金武町 金武宮/金武観音寺
琉球王朝王府の「官社の制」により琉球八社の1つとなった「金武宮」は金武観音寺の境内にある鍾乳洞の中にある。室町時代、高野山で修行した「日秀上人(1503~1577)」が紀州(現和歌山県)熊野の那智勝浦から補陀落渡海(ふだらくとかい)という捨身修行を行った結果、琉球王国時代の金武に漂着しその後、金武に金武観音寺を建立し、金武観音寺の庭にある鍾乳洞の洞窟を霊場として金武宮を構えたのが始まり。日秀上人はその後、琉球で真言宗と熊野信仰の布教に努め、波之上宮を再興したり、護国神社に仏像を彫って祀ったりした後、薩摩に渡り、九州でもいくつか寺院を開いている。…しかしこの「補陀落渡海」という修業がなかなかのもので時代時代で少しづつ変化はあるんだけど、大筋で言えば、渡海船という和船の上に屋根付きの小屋を置き小屋の周りに「発心門」「修行門」「菩提門」「涅槃門」とい4つの鳥居みたいな朱塗りの門を置いた舟に乗って那智勝浦の沖まで他の船にぴっぱられた後漂流するというもの。その結果「仏が住む清らかな浄土」にたどり着く事になるらしいんだけど、修行僧が小屋に入ると自分では外に出られないように入り口を固く閉じられる上に船には艪も櫂も置かない。本当に漂流以外は許さない修業。まあ30日分の水と食料は積んだらしいんだけど、基本的に捨身行(死ぬのがわかってる修行)。昔の偉いお坊さんってストイックすぎる…。

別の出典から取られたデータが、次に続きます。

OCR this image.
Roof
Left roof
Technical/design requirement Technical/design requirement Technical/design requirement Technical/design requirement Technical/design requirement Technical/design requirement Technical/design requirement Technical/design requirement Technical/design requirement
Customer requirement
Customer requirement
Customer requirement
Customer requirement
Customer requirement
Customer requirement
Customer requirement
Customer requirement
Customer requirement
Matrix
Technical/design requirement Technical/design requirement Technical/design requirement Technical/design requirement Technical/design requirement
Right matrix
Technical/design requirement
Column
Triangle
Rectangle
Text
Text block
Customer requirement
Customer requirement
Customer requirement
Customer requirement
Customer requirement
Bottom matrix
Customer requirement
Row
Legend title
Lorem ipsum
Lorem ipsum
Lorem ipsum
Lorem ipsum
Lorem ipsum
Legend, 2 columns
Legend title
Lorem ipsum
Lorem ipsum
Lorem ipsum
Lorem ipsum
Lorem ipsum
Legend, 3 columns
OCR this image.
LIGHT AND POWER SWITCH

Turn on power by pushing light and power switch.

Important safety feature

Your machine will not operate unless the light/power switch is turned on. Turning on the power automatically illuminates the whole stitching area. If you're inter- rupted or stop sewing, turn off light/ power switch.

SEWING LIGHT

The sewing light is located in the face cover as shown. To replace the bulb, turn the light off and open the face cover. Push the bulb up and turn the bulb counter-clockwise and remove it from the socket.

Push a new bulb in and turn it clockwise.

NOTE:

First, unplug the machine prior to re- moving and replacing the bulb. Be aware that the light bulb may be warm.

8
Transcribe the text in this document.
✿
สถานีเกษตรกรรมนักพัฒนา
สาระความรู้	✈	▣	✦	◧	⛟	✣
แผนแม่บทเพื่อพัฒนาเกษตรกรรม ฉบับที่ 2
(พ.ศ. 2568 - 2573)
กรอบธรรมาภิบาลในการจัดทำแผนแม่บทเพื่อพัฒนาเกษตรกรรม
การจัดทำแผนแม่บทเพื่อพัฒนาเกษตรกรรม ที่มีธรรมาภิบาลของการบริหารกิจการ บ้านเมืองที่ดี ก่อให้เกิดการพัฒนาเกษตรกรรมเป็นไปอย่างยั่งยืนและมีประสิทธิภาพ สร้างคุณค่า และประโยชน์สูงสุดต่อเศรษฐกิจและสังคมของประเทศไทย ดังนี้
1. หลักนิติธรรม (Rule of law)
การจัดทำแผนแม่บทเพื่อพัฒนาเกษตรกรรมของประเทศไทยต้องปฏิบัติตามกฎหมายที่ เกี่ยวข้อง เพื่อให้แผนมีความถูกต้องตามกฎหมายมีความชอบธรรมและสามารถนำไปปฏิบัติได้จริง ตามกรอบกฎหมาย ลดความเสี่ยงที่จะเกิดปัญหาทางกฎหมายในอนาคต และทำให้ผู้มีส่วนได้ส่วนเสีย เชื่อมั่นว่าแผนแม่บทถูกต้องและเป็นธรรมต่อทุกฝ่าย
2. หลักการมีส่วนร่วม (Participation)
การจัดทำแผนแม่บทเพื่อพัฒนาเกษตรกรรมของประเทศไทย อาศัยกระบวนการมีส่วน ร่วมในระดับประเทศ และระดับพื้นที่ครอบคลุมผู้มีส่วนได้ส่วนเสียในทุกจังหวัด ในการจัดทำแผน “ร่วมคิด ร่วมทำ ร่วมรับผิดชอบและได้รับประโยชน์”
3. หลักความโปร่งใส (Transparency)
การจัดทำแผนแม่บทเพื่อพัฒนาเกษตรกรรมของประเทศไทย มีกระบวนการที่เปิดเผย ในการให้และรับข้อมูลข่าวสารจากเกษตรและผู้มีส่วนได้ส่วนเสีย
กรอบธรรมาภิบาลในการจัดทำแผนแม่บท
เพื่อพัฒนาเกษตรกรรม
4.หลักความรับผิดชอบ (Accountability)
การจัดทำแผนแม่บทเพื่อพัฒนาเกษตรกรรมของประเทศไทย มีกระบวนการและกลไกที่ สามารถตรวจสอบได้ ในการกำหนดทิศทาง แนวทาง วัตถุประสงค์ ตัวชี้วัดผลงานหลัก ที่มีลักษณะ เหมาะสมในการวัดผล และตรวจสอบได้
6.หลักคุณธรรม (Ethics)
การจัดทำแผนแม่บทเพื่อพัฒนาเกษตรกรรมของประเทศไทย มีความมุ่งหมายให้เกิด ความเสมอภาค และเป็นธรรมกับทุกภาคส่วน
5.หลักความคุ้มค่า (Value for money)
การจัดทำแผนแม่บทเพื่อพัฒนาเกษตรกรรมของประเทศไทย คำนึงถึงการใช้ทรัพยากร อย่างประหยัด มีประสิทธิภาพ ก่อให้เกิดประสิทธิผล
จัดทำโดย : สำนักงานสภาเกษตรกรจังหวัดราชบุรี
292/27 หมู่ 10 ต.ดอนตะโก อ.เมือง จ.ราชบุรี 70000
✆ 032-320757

国道329号線を金武町の新開地方面に走っている右手にESSOの給油所が見えた辺りで左側に「金武観音寺」の白い道路標識がありそこを左に入る。200mほど進むと左手に金武観音堂、左手に駐車場が現れる。
金武観音寺の参道の道路向かいには約20台の駐車場が用意されている。
金武町 金峯山 金武観音寺
金武観音堂の参道。
真っ正面に金武観音堂が見えている。
竹垣の並んだ参道沿いに「金武観音堂のフクギ」。
推定樹齢約350年、県内でも希少な巨木なんだね。
参道の右手側はちょっとした森になっている。
フクギに続いて左手には子供を抱えたお地蔵様。
思わず手を合わせる。
同じく左手にもう一人のお地蔵様。
もちろんこちらにも手を合わせる。
またまた左手に手水舎(ちょうずや)。
手水舎って僕は「ちょうずや」って読んでるんだけど、「てみずや」「てみずしゃ」「ちょうずしゃ」「水盤舎(すいばんしゃ)」「御水屋(おみずや)」などなど様々な呼び方がある。
参道のまっすぐ正面に金武観音堂の本堂。
山号は「金峯山」、本尊は「聖観音」。
金武観音堂に向かって右手側。
金峯山 観音寺供養塔。
金武観音堂 本堂に戻って正座でお参りする。
お賽銭箱とおみくじ。
このおみくじ、もちろん値段が書かれているんだけどなんと「20円」。
他のお宮さんはだいたい100円なので値上げしてもいいと思うんですが…。
沖縄戦でほとんどの寺社仏閣が焼失した中、金武観音堂は焼失を免れた。
そして金武観音堂は昭和59年6月1日、有形文化財(建造物)に指定された。
という事が金武町教育委員会の名前で書かれている。
金武町 金武宮(観音寺 鍾乳洞)
さてと、ここからが本命の琉球八社の金武宮。
日秀上人にちなんで「日秀洞(にっしゅうどう)」と呼ばれる鍾乳洞の中に入る。
日秀洞は深さ約30メートル、全長270メートルとかなり大きな鍾乳洞だ。
開門時間は「午前7時から午後4時」なのね。
結構急な階段。
鍾乳洞って感じする~。
「金武宮(金武権現)」。
日秀上人が広めた琉球の「真言宗と熊野信仰」のスタート地点。
日秀上人は金武宮を建てた後、その後沖縄の神社の総鎮守となる那覇波上宮を再興させたりしたこともあり、琉球八社では安里八幡宮を除いて他の神社は全て「熊野三所権現」を祀っている。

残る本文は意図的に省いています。